Other machine shops around the country are starting to use the bioremediation method of waste minimization. (See February, 1999 Automotive Rebuilder, page 48.) This is particularly cost-effective because the shop doesn’t have to pay for waste disposal and the large percentage of regulatory fees and practices are eliminated due to the aqueous-based nature of the process.
According to ChemFree, of Norcross, GA, they’ve developed an aqueous-based parts washing system that generates no VOCs, requires no service contracts, and no off-site removal of hazardous waste.
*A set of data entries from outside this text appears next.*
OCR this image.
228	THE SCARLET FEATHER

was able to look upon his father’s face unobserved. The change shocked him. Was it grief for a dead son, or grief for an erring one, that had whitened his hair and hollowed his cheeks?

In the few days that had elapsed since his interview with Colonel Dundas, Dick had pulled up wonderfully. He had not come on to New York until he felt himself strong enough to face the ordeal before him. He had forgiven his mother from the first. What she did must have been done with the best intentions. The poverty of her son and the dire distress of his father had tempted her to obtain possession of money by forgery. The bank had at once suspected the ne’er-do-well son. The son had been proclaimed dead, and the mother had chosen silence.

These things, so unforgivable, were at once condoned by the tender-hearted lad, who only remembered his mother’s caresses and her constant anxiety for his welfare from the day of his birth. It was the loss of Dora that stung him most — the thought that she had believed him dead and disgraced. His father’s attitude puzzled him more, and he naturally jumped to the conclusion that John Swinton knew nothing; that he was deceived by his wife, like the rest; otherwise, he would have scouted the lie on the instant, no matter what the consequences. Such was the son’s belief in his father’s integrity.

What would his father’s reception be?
In addition, cleaning effectiveness doesn’t degrade with use, which means lower materials costs over the long term.
ChemFree uses the sink-on-a-drum system in sizes which can handle parts as large as an engine block. After an industrial strength cleaning fluid called OzzyJuice® cleans the part, proprietary microbes called "Ozzy" eat oils, grease and other waste contaminants. Simply described, OzzyJuice cleans the part, while Ozzy cleans the fluid. The main benefit is that users seldom have to change the cleaning fluid (occasional topping off is required).
Depending on shop volume, bioremediation cleaning processes can save money over the long term by reducing materials expenditures, regulatory compliance and hauling/testing/dumping charges.
Another cleaning company with similar product offerings is Tempe, AZ-based MiraChem Corp., a division of Innovative Environmental Products, Inc. MiraChem currently offers a turnkey parts washer lease and service program to help companies cost-effectively convert from their old cleaning processes with little or no down time.
If you’re not prepared, changes in cleaning regulations can severely impact your business. This article is intended to give you a better understanding of exactly where your shop stands today in terms of total expenditures and regulatory compliance.
The ultimate goal is to develop a baseline from which future technologies can be evaluated. Are the new products and processes better and more cost-effective? Hopefully, now you will be better positioned to make the right decisions when the time comes.